Une nuit, le ciel se chargea de sombres et lourds nuages, et un ouragan jamais vue de mémoire de feuillus ou de conifères balaya une grande partie de la forêt. Coatgoz, la sève rongée d'amertume et d'aigreur, ne put résister aux attaques du vent et finit par s'abattre, résigné, sur le sol de la Clairière aux Nuages, déraciné.

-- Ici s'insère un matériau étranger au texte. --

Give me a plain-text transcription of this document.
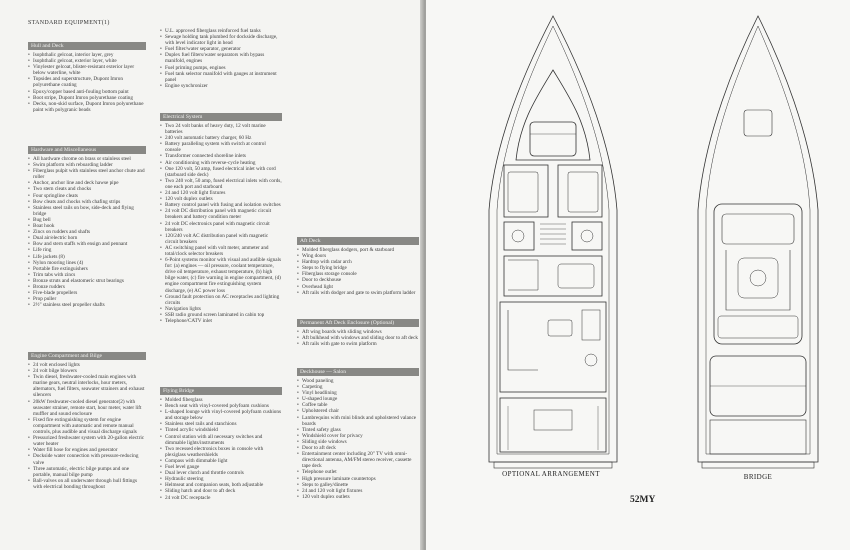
STANDARD EQUIPMENT(1)
Hull and Deck
• Isophthalic gelcoat, interior layer, grey
• Isophthalic gelcoat, exterior layer, white
• Vinylester gelcoat, blister-resistant exterior layer below waterline, white
• Topsides and superstructure, Dupont Imron polyurethane coating
• Epoxy/copper based anti-fouling bottom paint
• Boot stripe, Dupont Imron polyurethane coating
• Decks, non-skid surface, Dupont Imron polyurethane paint with polygranic beads
Hardware and Miscellaneous
• All hardware chrome on brass or stainless steel
• Swim platform with reboarding ladder
• Fiberglass pulpit with stainless steel anchor chute and roller
• Anchor, anchor line and deck hawse pipe
• Two stern cleats and chocks
• Four springline cleats
• Bow cleats and chocks with chafing strips
• Stainless steel rails on bow, side-deck and flying bridge
• Bug bell
• Boat hook
• Zincs on rudders and shafts
• Dual air/electric horn
• Bow and stern staffs with ensign and pennant
• Life ring
• Life jackets (8)
• Nylon mooring lines (4)
• Portable fire extinguishers
• Trim tabs with zincs
• Bronze struts and elastomeric strut bearings
• Bronze rudders
• Five-blade propellers
• Prop puller
• 2½" stainless steel propeller shafts
Engine Compartment and Bilge
• 24 volt enclosed lights
• 24 volt bilge blowers
• Twin diesel, freshwater-cooled main engines with marine gears, neutral interlocks, hour meters, alternators, fuel filters, seawater strainers and exhaust silencers
• 20kW freshwater-cooled diesel generator(2) with seawater strainer, remote start, hour meter, water lift muffler and sound enclosure
• Fixed fire extinguishing system for engine compartment with automatic and remote manual controls, plus audible and visual discharge signals
• Pressurized freshwater system with 20-gallon electric water heater
• Water fill hose for engines and generator
• Dockside water connection with pressure-reducing valve
• Three automatic, electric bilge pumps and one portable, manual bilge pump
• Ball-valves on all underwater through hull fittings with electrical bonding throughout
• U.L. approved fiberglass reinforced fuel tanks
• Sewage holding tank plumbed for dockside discharge, with level indicator light in head
• Fuel filter/water separator, generator
• Duplex fuel filters/water separators with bypass manifold, engines
• Fuel priming pumps, engines
• Fuel tank selector manifold with gauges at instrument panel
• Engine synchronizer
Electrical System
• Two 24 volt banks of heavy duty, 12 volt marine batteries
• 240 volt automatic battery charger, 60 Hz
• Battery paralleling system with switch at control console
• Transformer connected shoreline inlets
• Air conditioning with reverse-cycle heating
• One 120 volt, 50 amp, fused electrical inlet with cord (starboard side deck)
• Two 240 volt, 50 amp, fused electrical inlets with cords, one each port and starboard
• 24 and 120 volt light fixtures
• 120 volt duplex outlets
• Battery control panel with fusing and isolation switches
• 24 volt DC distribution panel with magnetic circuit breakers and battery condition meter
• 24 volt DC electronics panel with magnetic circuit breakers
• 120/240 volt AC distribution panel with magnetic circuit breakers
• AC switching panel with volt meter, ammeter and total/clock selector breakers
• 6-Point systems monitor with visual and audible signals for: (a) engines — oil pressure, coolant temperature, drive oil temperature, exhaust temperature, (b) high bilge water, (c) fire warning in engine compartment, (d) engine compartment fire extinguishing system discharge, (e) AC power loss
• Ground fault protection on AC receptacles and lighting circuits
• Navigation lights
• SSB radio ground screen laminated in cabin top
• Telephone/CATV inlet
Flying Bridge
• Molded fiberglass
• Bench seat with vinyl-covered polyfoam cushions
• L-shaped lounge with vinyl-covered polyfoam cushions and storage below
• Stainless steel rails and stanchions
• Tinted acrylic windshield
• Control station with all necessary switches and dimmable lights/instruments
• Two recessed electronics boxes in console with plexiglass weathershields
• Compass with dimmable light
• Fuel level gauge
• Dual lever clutch and throttle controls
• Hydraulic steering
• Helmseat and companion seats, both adjustable
• Sliding hatch and door to aft deck
• 24 volt DC receptacle
Aft Deck
• Molded fiberglass dodgers, port & starboard
• Wing doors
• Hardtop with radar arch
• Steps to flying bridge
• Fiberglass storage console
• Door to deckhouse
• Overhead light
• Aft rails with dodger and gate to swim platform ladder
Permanent Aft Deck Enclosure (Optional)
• Aft wing boards with sliding windows
• Aft bulkhead with windows and sliding door to aft deck
• Aft rails with gate to swim platform
Deckhouse — Salon
• Wood paneling
• Carpeting
• Vinyl headlining
• U-shaped lounge
• Coffee table
• Upholstered chair
• Lambrequins with mini blinds and upholstered valance boards
• Tinted safety glass
• Windshield cover for privacy
• Sliding side windows
• Door to aft deck
• Entertainment center including 20" TV with omni-directional antenna, AM/FM stereo receiver, cassette tape deck
• Telephone outlet
• High pressure laminate countertops
• Steps to galley/dinette
• 24 and 120 volt light fixtures
• 120 volt duplex outlets
OPTIONAL ARRANGEMENT	BRIDGE
52MY
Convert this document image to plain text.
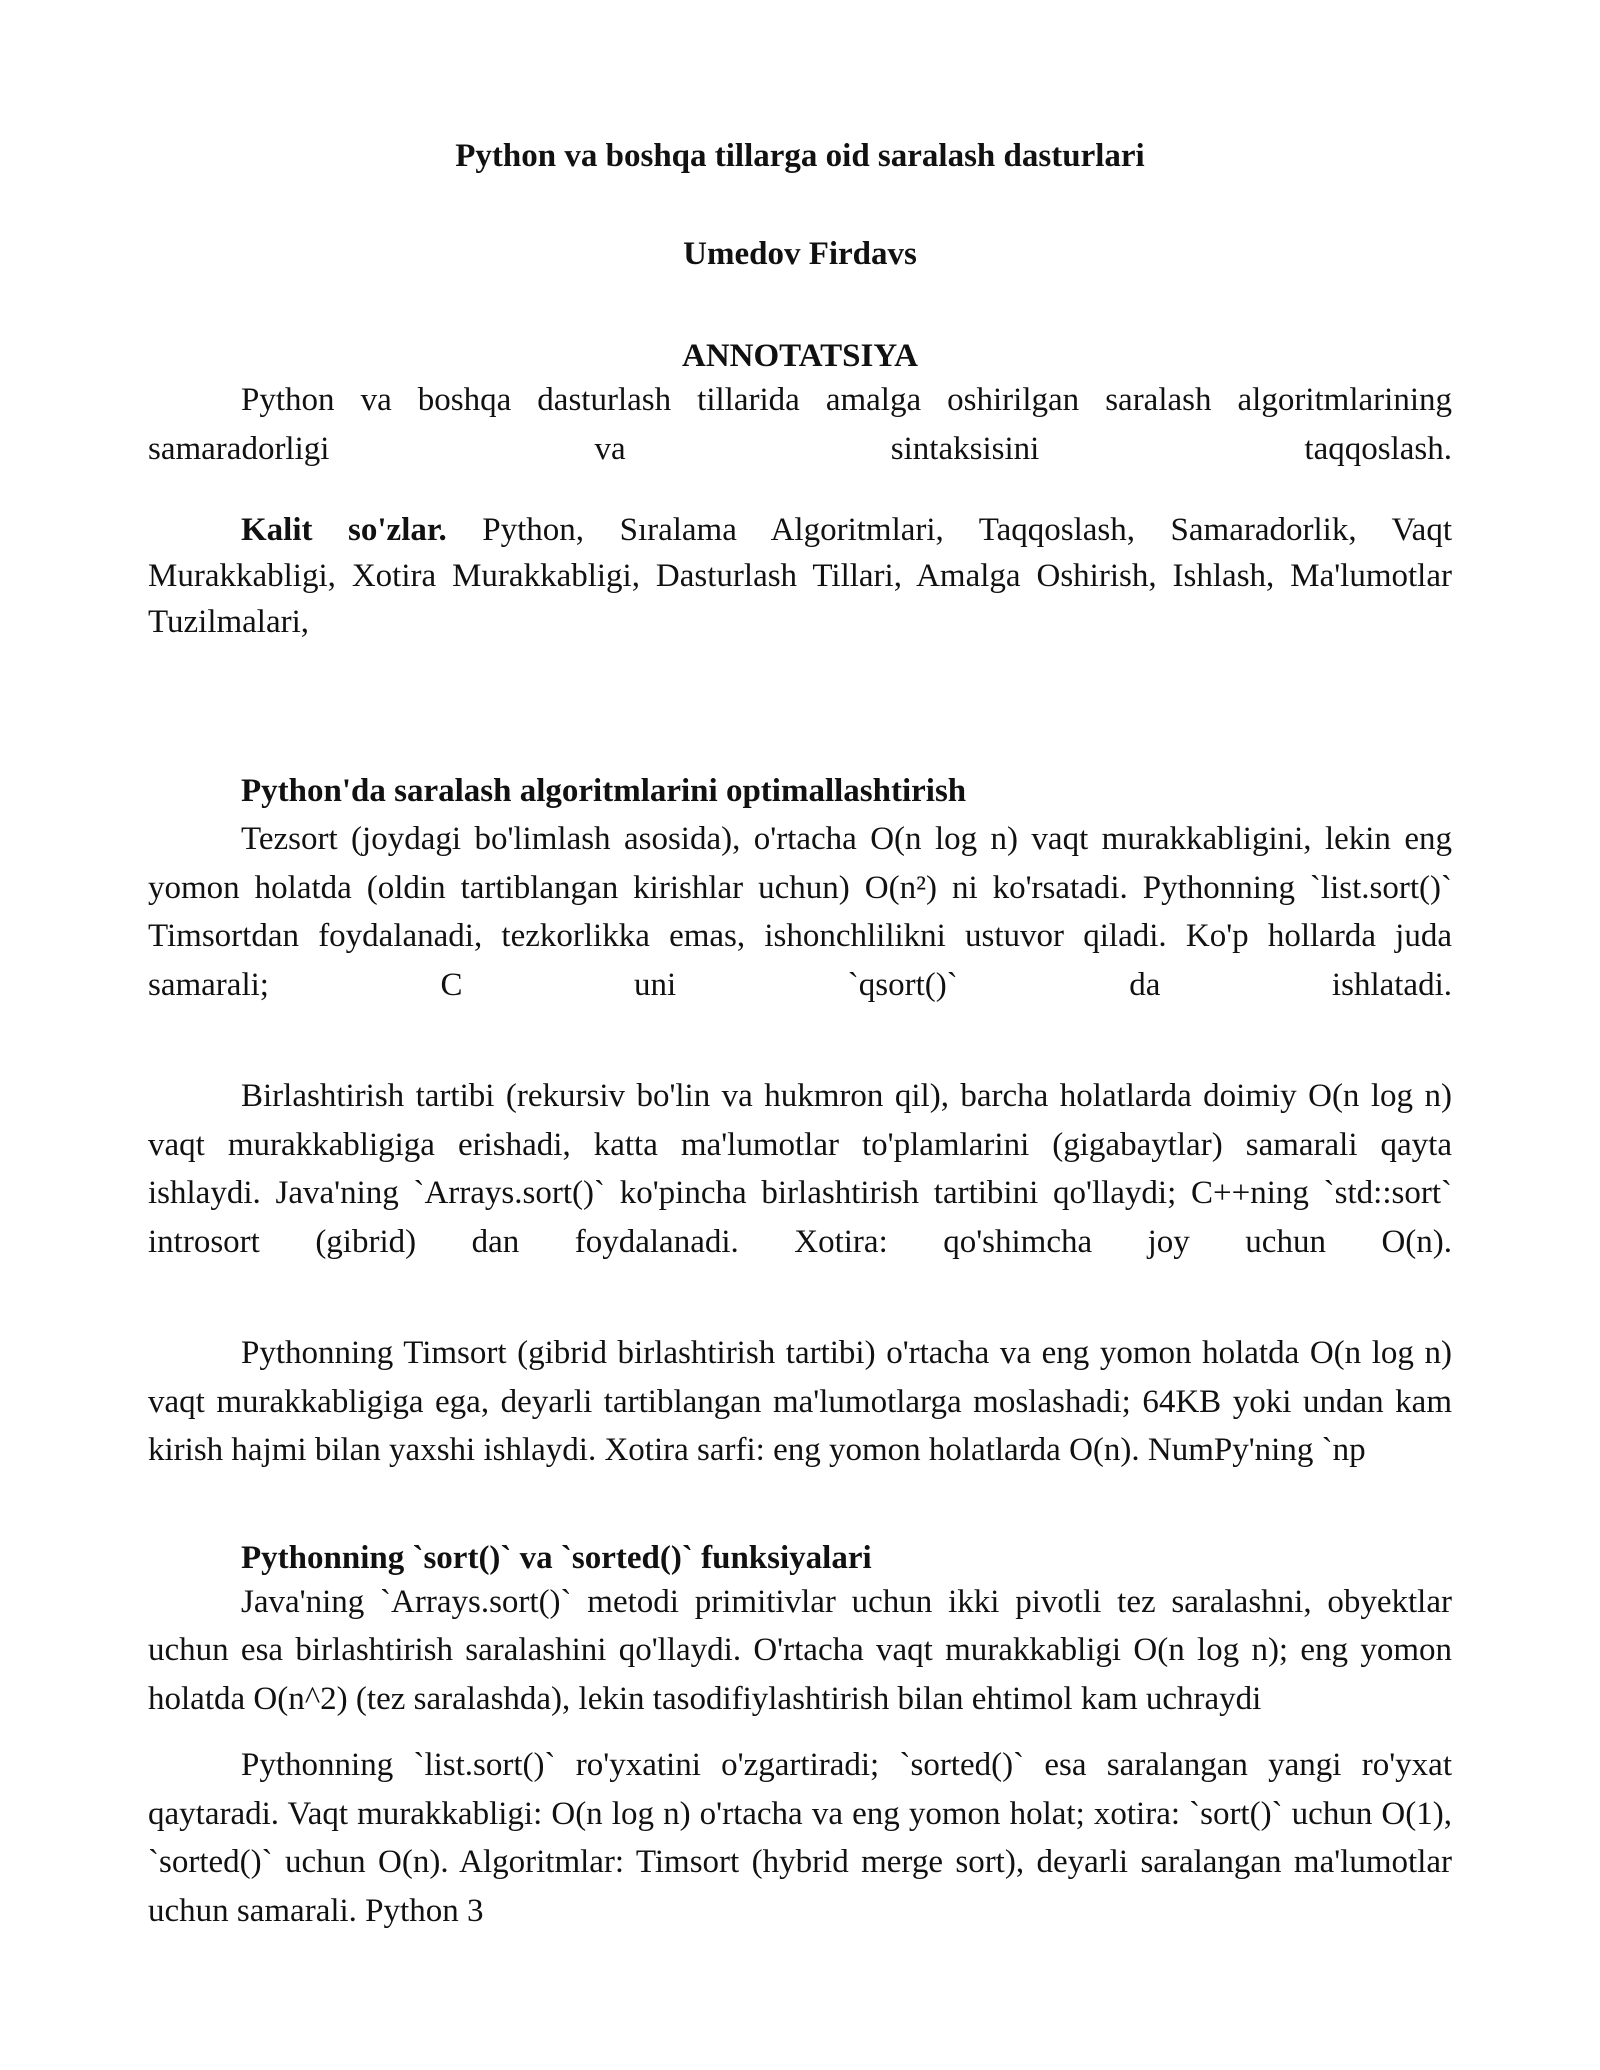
Python va boshqa tillarga oid saralash dasturlari

Umedov Firdavs

ANNOTATSIYA

Python va boshqa dasturlash tillarida amalga oshirilgan saralash algoritmlarining samaradorligi va sintaksisini taqqoslash.

Kalit so'zlar. Python, Sıralama Algoritmlari, Taqqoslash, Samaradorlik, Vaqt Murakkabligi, Xotira Murakkabligi, Dasturlash Tillari, Amalga Oshirish, Ishlash, Ma'lumotlar Tuzilmalari,

Python'da saralash algoritmlarini optimallashtirish

Tezsort (joydagi bo'limlash asosida), o'rtacha O(n log n) vaqt murakkabligini, lekin eng yomon holatda (oldin tartiblangan kirishlar uchun) O(n²) ni ko'rsatadi. Pythonning `list.sort()` Timsortdan foydalanadi, tezkorlikka emas, ishonchlilikni ustuvor qiladi. Ko'p hollarda juda samarali; C uni `qsort()` da ishlatadi.

Birlashtirish tartibi (rekursiv bo'lin va hukmron qil), barcha holatlarda doimiy O(n log n) vaqt murakkabligiga erishadi, katta ma'lumotlar to'plamlarini (gigabaytlar) samarali qayta ishlaydi. Java'ning `Arrays.sort()` ko'pincha birlashtirish tartibini qo'llaydi; C++ning `std::sort` introsort (gibrid) dan foydalanadi. Xotira: qo'shimcha joy uchun O(n).

Pythonning Timsort (gibrid birlashtirish tartibi) o'rtacha va eng yomon holatda O(n log n) vaqt murakkabligiga ega, deyarli tartiblangan ma'lumotlarga moslashadi; 64KB yoki undan kam kirish hajmi bilan yaxshi ishlaydi. Xotira sarfi: eng yomon holatlarda O(n). NumPy'ning `np

Pythonning `sort()` va `sorted()` funksiyalari

Java'ning `Arrays.sort()` metodi primitivlar uchun ikki pivotli tez saralashni, obyektlar uchun esa birlashtirish saralashini qo'llaydi. O'rtacha vaqt murakkabligi O(n log n); eng yomon holatda O(n^2) (tez saralashda), lekin tasodifiylashtirish bilan ehtimol kam uchraydi

Pythonning `list.sort()` ro'yxatini o'zgartiradi; `sorted()` esa saralangan yangi ro'yxat qaytaradi. Vaqt murakkabligi: O(n log n) o'rtacha va eng yomon holat; xotira: `sort()` uchun O(1), `sorted()` uchun O(n). Algoritmlar: Timsort (hybrid merge sort), deyarli saralangan ma'lumotlar uchun samarali. Python 3
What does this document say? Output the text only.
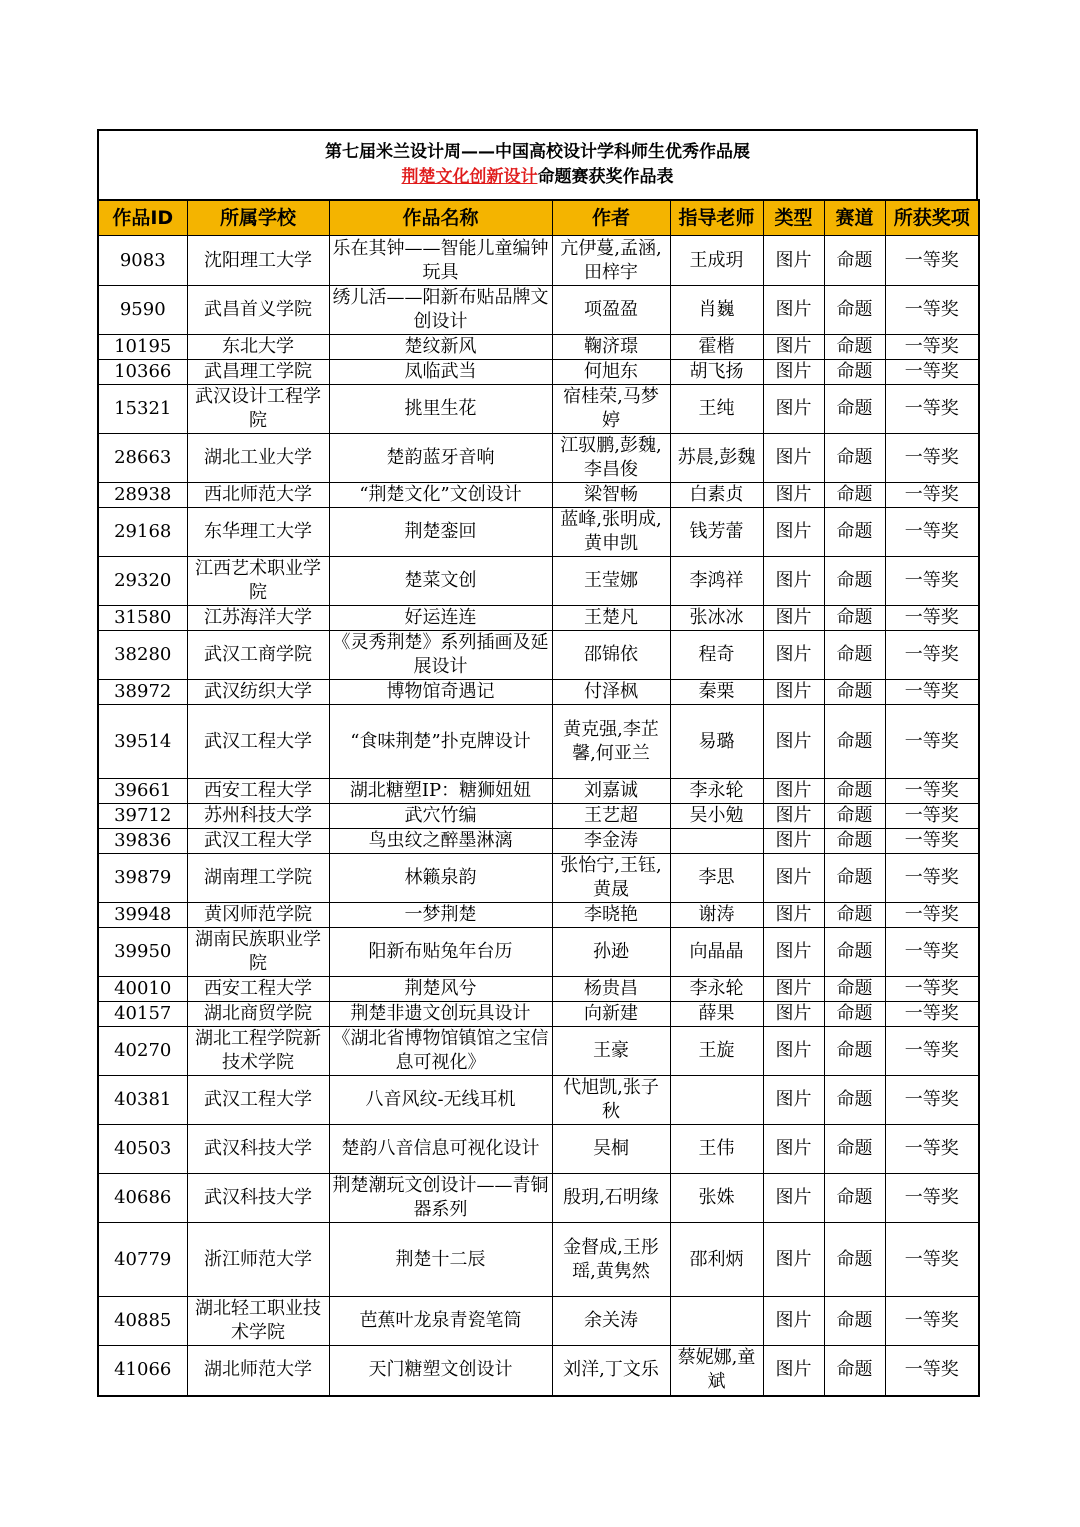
第七届米兰设计周——中国高校设计学科师生优秀作品展
荆楚文化创新设计命题赛获奖作品表
作品ID	所属学校	作品名称	作者	指导老师	类型	赛道	所获奖项
9083	沈阳理工大学	乐在其钟——智能儿童编钟玩具	亢伊蔓,孟涵,田梓宇	王成玥	图片	命题	一等奖
9590	武昌首义学院	绣儿活——阳新布贴品牌文创设计	项盈盈	肖巍	图片	命题	一等奖
10195	东北大学	楚纹新风	鞠济璟	霍楷	图片	命题	一等奖
10366	武昌理工学院	凤临武当	何旭东	胡飞扬	图片	命题	一等奖
15321	武汉设计工程学院	挑里生花	宿桂荣,马梦婷	王纯	图片	命题	一等奖
28663	湖北工业大学	楚韵蓝牙音响	江驭鹏,彭魏,李昌俊	苏晨,彭魏	图片	命题	一等奖
28938	西北师范大学	“荆楚文化”文创设计	梁智畅	白素贞	图片	命题	一等奖
29168	东华理工大学	荆楚銮回	蓝峰,张明成,黄申凯	钱芳蕾	图片	命题	一等奖
29320	江西艺术职业学院	楚菜文创	王莹娜	李鸿祥	图片	命题	一等奖
31580	江苏海洋大学	好运连连	王楚凡	张冰冰	图片	命题	一等奖
38280	武汉工商学院	《灵秀荆楚》系列插画及延展设计	邵锦依	程奇	图片	命题	一等奖
38972	武汉纺织大学	博物馆奇遇记	付泽枫	秦栗	图片	命题	一等奖
39514	武汉工程大学	“食味荆楚”扑克牌设计	黄克强,李芷馨,何亚兰	易璐	图片	命题	一等奖
39661	西安工程大学	湖北糖塑IP：糖狮妞妞	刘嘉诚	李永轮	图片	命题	一等奖
39712	苏州科技大学	武穴竹编	王艺超	吴小勉	图片	命题	一等奖
39836	武汉工程大学	鸟虫纹之醉墨淋漓	李金涛		图片	命题	一等奖
39879	湖南理工学院	林籁泉韵	张怡宁,王钰,黄晟	李思	图片	命题	一等奖
39948	黄冈师范学院	一梦荆楚	李晓艳	谢涛	图片	命题	一等奖
39950	湖南民族职业学院	阳新布贴兔年台历	孙逊	向晶晶	图片	命题	一等奖
40010	西安工程大学	荆楚风兮	杨贵昌	李永轮	图片	命题	一等奖
40157	湖北商贸学院	荆楚非遗文创玩具设计	向新建	薛果	图片	命题	一等奖
40270	湖北工程学院新技术学院	《湖北省博物馆镇馆之宝信息可视化》	王豪	王旋	图片	命题	一等奖
40381	武汉工程大学	八音风纹-无线耳机	代旭凯,张子秋		图片	命题	一等奖
40503	武汉科技大学	楚韵八音信息可视化设计	吴桐	王伟	图片	命题	一等奖
40686	武汉科技大学	荆楚潮玩文创设计——青铜器系列	殷玥,石明缘	张姝	图片	命题	一等奖
40779	浙江师范大学	荆楚十二辰	金督成,王彤瑶,黄隽然	邵利炳	图片	命题	一等奖
40885	湖北轻工职业技术学院	芭蕉叶龙泉青瓷笔筒	余关涛		图片	命题	一等奖
41066	湖北师范大学	天门糖塑文创设计	刘洋,丁文乐	蔡妮娜,童斌	图片	命题	一等奖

Des Hommes vinrent quelques jours plus tard, armés de haches et de machines au bruit infernal, et ils débitèrent le Vieux Chêne en morceaux, sans plus de cérémonie. Réduit en bûches pour le feu, Coatgoz le Vénérable, dans un ultime sursaut, offrit aux familles et aux pauvres gens au coin de leur cheminée, les plus belles flambées qu'ils n'eurent jamais vues, de celles que seul un bois comme le sien pouvait leur offrir.

Finalement, ses cendres furent éparpillées aux quatre coins du Pays de Ceux qui habitent le Bout du Monde.

Triste fin me direz-vous ? Pas tout à fait…

Approchez… Plus près… Penchez-vous. Regardez bien ce tas de cendres et vous pourrez voir ce que Dame Nature fait peut-être de plus beau.

Nourrit par les poussières grises du vieux chêne, une jeune pousse commence à poindre le bout d'un bourgeon et porte à la vie des centaines d'années de sagesse et d'expérience acquises, tout comme Coatgoz le Vénérable avant elle.

La nature ne prend rien. Elle donne, elle transforme et elle transmet pour assurer la continuité d'un grand tout. Comme une conscience élargie, riche et unique. Et c'est ce qui lui donne tout son sens et sa fluidité.

En tout cas, c'est ce que répétait souvent un vieil ami à moi, un vieux chêne, qui n'aimait rien de plus, que de temps en temps, on prête l'oreille à ses bruissements.